Gualtiero Piccinini: Neural Hardware for the Language of Thought

The Language of Thought (LOT) hypothesis posits that at least some important cognitive processes involve language-like representations. These representations must be processed by appropriate hardware. Since the organ of cognition is the nervous system, whether these representations and the hardware needed to process them are there depends on how nervous systems work. We distinguish between different versions of LOT, articulate their hardware requirements, and consider which versions of LOT are supported by neuroscientific evidence.

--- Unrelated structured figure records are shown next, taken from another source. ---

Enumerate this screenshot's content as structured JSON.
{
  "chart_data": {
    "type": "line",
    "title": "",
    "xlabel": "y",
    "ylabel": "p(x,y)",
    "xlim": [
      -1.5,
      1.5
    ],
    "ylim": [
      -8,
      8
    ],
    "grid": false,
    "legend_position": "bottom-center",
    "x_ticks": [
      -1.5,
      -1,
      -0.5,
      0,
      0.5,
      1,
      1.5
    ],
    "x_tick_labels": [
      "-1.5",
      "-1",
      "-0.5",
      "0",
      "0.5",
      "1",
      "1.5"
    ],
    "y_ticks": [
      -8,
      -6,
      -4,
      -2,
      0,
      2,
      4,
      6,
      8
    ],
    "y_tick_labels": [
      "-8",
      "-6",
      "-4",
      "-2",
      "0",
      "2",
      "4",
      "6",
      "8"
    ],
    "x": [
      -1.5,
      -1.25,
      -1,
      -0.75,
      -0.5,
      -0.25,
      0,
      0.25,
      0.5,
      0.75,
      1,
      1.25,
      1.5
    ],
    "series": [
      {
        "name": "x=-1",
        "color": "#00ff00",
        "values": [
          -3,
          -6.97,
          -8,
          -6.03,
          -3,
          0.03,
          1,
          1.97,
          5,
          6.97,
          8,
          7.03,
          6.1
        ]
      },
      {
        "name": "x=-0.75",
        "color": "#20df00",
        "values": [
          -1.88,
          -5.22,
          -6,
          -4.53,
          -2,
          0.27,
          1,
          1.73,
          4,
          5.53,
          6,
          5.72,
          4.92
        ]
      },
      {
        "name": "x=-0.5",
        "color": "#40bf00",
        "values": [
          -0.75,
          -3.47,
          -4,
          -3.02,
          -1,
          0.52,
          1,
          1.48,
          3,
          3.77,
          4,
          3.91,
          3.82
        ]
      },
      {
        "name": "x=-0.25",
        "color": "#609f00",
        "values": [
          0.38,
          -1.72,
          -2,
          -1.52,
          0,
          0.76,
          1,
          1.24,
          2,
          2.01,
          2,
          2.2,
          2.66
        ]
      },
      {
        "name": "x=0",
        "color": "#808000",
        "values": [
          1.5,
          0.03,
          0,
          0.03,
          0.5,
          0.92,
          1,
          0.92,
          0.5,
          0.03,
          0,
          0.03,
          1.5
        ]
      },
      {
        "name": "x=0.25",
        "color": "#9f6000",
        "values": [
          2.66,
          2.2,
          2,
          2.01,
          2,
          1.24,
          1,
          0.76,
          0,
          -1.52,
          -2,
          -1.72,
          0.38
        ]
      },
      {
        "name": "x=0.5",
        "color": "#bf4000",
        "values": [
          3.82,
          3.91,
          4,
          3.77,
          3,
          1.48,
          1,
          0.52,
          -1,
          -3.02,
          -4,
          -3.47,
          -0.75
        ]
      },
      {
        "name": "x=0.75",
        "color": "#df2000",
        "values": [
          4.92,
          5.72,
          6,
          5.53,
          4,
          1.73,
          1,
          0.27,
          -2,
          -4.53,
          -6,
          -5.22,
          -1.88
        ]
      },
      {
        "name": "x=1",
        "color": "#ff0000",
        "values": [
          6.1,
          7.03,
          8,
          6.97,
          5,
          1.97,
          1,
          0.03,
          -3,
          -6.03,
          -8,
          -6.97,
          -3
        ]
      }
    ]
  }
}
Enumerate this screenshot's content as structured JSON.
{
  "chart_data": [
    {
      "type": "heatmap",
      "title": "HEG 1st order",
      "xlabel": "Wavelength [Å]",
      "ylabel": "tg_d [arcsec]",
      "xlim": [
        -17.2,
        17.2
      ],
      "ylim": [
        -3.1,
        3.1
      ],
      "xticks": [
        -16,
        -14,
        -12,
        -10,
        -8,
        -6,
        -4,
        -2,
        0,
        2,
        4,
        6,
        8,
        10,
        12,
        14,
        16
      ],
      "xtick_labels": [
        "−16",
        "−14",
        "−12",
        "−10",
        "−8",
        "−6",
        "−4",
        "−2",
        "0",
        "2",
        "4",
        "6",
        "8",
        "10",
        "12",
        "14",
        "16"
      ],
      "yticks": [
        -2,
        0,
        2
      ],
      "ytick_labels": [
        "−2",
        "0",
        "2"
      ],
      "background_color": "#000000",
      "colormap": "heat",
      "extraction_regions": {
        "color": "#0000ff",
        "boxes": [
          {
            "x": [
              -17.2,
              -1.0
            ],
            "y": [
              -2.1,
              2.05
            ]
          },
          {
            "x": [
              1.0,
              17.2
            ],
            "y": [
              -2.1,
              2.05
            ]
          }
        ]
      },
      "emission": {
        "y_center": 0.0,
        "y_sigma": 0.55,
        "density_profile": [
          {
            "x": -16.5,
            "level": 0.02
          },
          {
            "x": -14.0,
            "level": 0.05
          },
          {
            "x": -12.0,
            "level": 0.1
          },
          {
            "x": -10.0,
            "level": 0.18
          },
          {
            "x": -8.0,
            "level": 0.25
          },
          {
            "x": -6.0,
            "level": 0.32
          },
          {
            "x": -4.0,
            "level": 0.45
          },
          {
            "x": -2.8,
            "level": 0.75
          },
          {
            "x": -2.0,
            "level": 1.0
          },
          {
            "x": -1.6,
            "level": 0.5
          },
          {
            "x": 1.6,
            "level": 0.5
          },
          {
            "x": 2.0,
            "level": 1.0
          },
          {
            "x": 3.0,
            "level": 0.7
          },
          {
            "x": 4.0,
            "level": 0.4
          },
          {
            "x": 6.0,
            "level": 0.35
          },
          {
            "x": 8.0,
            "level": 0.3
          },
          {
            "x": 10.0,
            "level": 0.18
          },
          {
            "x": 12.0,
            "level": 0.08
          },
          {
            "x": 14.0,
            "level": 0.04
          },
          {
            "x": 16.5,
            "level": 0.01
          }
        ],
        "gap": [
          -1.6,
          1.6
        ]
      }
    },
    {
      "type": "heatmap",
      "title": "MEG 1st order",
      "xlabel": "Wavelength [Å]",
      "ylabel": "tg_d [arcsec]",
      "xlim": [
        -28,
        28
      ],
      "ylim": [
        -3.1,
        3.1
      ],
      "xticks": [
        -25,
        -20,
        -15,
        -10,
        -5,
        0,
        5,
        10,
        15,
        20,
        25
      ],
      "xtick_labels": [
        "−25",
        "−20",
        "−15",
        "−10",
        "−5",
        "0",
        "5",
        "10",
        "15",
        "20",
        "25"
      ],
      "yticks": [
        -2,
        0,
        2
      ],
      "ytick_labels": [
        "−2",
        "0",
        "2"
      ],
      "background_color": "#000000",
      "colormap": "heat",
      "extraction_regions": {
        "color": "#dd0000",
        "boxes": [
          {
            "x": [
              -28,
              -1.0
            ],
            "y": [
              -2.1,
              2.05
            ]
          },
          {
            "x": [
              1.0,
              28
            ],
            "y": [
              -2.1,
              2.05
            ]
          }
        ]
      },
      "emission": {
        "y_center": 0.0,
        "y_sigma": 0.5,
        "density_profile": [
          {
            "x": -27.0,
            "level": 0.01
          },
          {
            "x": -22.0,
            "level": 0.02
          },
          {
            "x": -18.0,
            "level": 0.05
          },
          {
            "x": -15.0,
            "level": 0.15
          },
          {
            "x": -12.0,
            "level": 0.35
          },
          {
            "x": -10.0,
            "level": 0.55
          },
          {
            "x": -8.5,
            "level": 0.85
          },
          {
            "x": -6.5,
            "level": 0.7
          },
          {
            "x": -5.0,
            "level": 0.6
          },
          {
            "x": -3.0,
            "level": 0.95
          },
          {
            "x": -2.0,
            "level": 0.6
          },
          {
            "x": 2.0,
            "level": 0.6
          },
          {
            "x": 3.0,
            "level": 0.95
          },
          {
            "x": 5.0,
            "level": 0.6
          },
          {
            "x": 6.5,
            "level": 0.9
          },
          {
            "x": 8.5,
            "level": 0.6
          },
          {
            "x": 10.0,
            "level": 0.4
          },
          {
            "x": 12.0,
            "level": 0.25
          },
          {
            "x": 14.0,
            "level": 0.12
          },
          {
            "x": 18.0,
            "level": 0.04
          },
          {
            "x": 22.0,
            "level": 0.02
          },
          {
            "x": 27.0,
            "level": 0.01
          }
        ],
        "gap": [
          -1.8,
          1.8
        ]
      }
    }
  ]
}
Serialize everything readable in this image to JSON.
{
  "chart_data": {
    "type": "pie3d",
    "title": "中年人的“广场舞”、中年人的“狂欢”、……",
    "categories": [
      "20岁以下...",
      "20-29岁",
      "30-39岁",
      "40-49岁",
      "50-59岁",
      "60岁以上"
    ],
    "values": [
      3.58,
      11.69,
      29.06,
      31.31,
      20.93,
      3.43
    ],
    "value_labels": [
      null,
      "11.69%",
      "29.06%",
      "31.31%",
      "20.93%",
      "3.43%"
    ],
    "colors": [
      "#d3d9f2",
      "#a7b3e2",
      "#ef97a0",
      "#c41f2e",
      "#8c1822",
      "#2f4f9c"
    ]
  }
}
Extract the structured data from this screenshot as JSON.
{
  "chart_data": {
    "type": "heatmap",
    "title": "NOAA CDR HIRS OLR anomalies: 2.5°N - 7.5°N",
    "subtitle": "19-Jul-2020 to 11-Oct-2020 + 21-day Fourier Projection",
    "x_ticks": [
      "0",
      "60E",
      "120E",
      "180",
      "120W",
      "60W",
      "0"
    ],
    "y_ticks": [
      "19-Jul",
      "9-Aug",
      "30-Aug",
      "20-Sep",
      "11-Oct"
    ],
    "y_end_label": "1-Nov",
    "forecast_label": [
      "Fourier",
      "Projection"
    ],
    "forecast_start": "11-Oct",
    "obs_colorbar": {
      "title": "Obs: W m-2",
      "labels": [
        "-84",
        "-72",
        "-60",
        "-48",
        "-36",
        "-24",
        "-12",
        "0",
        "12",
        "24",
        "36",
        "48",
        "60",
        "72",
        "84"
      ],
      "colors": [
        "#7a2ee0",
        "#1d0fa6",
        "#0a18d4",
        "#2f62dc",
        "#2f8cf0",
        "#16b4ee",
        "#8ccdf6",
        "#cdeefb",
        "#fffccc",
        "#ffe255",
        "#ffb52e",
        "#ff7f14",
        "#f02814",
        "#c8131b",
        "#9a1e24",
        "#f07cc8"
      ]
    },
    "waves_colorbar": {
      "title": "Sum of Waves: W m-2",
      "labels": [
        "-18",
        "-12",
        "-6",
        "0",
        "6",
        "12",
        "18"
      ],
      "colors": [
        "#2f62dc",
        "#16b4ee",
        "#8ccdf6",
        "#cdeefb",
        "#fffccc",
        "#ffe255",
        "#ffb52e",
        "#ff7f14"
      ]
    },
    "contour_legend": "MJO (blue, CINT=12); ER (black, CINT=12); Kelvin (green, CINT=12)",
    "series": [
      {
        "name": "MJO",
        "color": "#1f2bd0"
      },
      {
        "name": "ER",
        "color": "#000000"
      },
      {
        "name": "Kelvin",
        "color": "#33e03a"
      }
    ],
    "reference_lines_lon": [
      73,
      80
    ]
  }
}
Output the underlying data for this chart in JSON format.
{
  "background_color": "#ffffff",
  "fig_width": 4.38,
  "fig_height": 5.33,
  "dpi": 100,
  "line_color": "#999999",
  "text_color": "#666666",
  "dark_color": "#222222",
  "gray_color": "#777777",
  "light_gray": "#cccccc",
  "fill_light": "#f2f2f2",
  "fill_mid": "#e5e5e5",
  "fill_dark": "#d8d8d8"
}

Keynote Speaker Paul Thagard: Consciousness and Neuromorphic AI

I maintain that consciousness in humans and other animals results from four brain mechanisms: neural representation, binding, coherence, and competition. Computers generally lack these mechanisms so we should not expect them to be conscious. But neuromorphic computers are inspired by brain operations, so they are better candidates for becoming conscious. ChatGPT and other new models in generative AI are surprisingly intelligent and are neuromorphic to some extent, in that they are inspired by neural networks and use highly parallel algorithms. This talk examines whether these models are approaching consciousness as rapidly as they are approaching human-level intelligence. I will also consider whether models that are more intensively neuromorphic, for example in energy consumption, might qualify as conscious.


The workshop will take place online.